Title page for ETD etd-11052008-161122

Type of Document Dissertation
Author Kamminga, Katherine Lee
URN etd-11052008-161122
Title Species survey, monitoring and management of economically important stink bug species in eastern Virginia
Degree PhD
Department Entomology
Advisory Committee
Advisor Name Title
Herbert, David Ames Jr. Committee Chair
Huckaba, Randy M. Committee Member
Kuhar, Thomas P. Committee Member
Mullins, Donald E. Committee Member
Pfeiffer, Douglas G. Committee Member
  • organic insecticide efficacy
  • insecticide efficacy
  • bioassays
  • Euschistus servus
  • Acrosternum hilare
  • modeling
Date of Defense 2008-10-23
Availability unrestricted
Stink bugs are major pests of agricultural crops throughout Virginia and much of the United States. Knowledge of the biology, the species complex, and insecticide susceptibility can improve management. A survey was conducted in Virginia to determine the species complex in soybean and cotton and to monitor for nonnative species. Seven stink bug species were identified. Acrosternum hilare (Say) and Euschistus servus (Say) were the most common. Two sampling methods, the sweep net and the beat sheet, were assessed in soybean and cotton. There was less variability with the sweep net method compared to the beat sheet method.

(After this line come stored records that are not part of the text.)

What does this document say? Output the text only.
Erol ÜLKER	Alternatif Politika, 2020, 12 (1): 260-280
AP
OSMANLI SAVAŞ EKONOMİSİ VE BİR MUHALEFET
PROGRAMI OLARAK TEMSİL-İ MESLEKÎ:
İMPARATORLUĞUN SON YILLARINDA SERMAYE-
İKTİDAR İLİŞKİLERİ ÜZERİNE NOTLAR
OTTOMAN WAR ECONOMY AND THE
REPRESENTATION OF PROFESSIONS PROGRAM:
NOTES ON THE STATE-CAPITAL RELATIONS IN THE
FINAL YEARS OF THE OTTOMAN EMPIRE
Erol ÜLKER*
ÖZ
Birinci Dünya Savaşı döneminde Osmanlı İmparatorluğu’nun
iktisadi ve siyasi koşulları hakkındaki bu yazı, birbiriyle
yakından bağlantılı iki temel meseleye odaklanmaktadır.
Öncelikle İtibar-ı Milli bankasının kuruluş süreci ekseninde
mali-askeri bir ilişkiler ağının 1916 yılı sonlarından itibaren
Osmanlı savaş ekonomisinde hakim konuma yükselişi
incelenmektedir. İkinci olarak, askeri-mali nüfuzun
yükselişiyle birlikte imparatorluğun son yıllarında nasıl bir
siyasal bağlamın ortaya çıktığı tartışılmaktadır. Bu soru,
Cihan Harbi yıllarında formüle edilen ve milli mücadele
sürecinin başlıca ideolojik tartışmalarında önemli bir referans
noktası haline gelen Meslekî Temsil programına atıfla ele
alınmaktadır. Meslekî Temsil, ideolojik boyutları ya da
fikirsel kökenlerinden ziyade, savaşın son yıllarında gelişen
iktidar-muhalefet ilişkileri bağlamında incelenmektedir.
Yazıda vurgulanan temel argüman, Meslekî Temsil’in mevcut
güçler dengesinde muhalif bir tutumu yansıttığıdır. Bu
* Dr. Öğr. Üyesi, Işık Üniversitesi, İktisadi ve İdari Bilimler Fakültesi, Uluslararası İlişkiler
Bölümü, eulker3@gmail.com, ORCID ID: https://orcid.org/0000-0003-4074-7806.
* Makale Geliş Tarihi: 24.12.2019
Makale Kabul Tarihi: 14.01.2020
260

Laboratory bioassays and field trials were conducted to evaluate the toxicity and efficacy of selected conventional and organic insecticides against A. hilare and E. servus. In bioassays with conventional insecticides, A. hilare adults and nymphs were susceptible to all pyrethroids tested. Generally, the neonicotinoids, dinotefuran and clothianidin, were more toxic to A. hilare, while thiamethoxam and acetamiprid were more toxic to E. servus. In soybean field efficacy trials, dinotefuran performed comparably to the organophosphates and pyrethroids.

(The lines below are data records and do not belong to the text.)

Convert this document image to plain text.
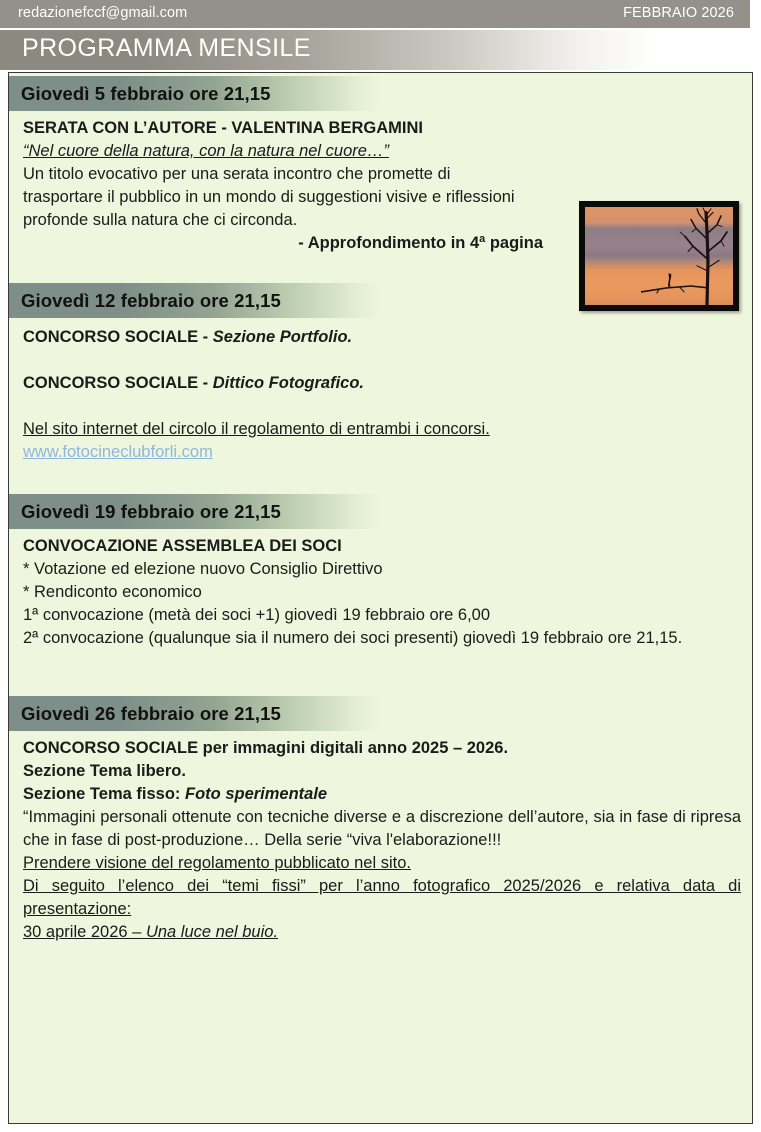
redazionefccf@gmail.com	FEBBRAIO 2026
PROGRAMMA MENSILE
Giovedì 5 febbraio ore 21,15
SERATA CON L’AUTORE - VALENTINA BERGAMINI
“Nel cuore della natura, con la natura nel cuore…”
Un titolo evocativo per una serata incontro che promette di
trasportare il pubblico in un mondo di suggestioni visive e riflessioni
profonde sulla natura che ci circonda.
- Approfondimento in 4ª pagina
Giovedì 12 febbraio ore 21,15
CONCORSO SOCIALE - Sezione Portfolio.
CONCORSO SOCIALE - Dittico Fotografico.
Nel sito internet del circolo il regolamento di entrambi i concorsi.
www.fotocineclubforli.com
Giovedì 19 febbraio ore 21,15
CONVOCAZIONE ASSEMBLEA DEI SOCI
* Votazione ed elezione nuovo Consiglio Direttivo
* Rendiconto economico
1ª convocazione (metà dei soci +1) giovedì 19 febbraio ore 6,00
2ª convocazione (qualunque sia il numero dei soci presenti) giovedì 19 febbraio ore 21,15.
Giovedì 26 febbraio ore 21,15
CONCORSO SOCIALE per immagini digitali anno 2025 – 2026.
Sezione Tema libero.
Sezione Tema fisso: Foto sperimentale
“Immagini personali ottenute con tecniche diverse e a discrezione dell’autore, sia in fase di ripresa che in fase di post-produzione… Della serie “viva l'elaborazione!!!
Prendere visione del regolamento pubblicato nel sito.
Di seguito l’elenco dei “temi fissi” per l’anno fotografico 2025/2026 e relativa data di presentazione:
30 aprile 2026 – Una luce nel buio.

Laboratory bioassays with organic insecticides resulted in moderate to high levels of mortality, and in antifeedant and repellency responses. Likewise, soybean field trials indicated that a single application can reduce stink bug numbers for up to two days after treatment; however in tomato field trials multiple weekly applications did not result in significant reductions in stink bug damage.

A weather model to predict abundance of A. hilare adults was developed using weekly black light trap catch data collected from 1990 to 2007 at a single location. The two weather variables that resulted in a significant model were days below freezing and mean monthly precipitation from January to April. The model was validated by correlating five independent data sets to predicted weekly trap catch. Mean trap catch plotted over time showed three peaks. In accordance with A. hilare developmental rates, the peaks indicated that two generations and a partial third occur in Virginia. Cumulative trap catch estimated from the 18-yr trap catch mean showed that 10, 50, and 90% of the total seasonal catch should occur by 153, 501, and 1066 degree days, respectively.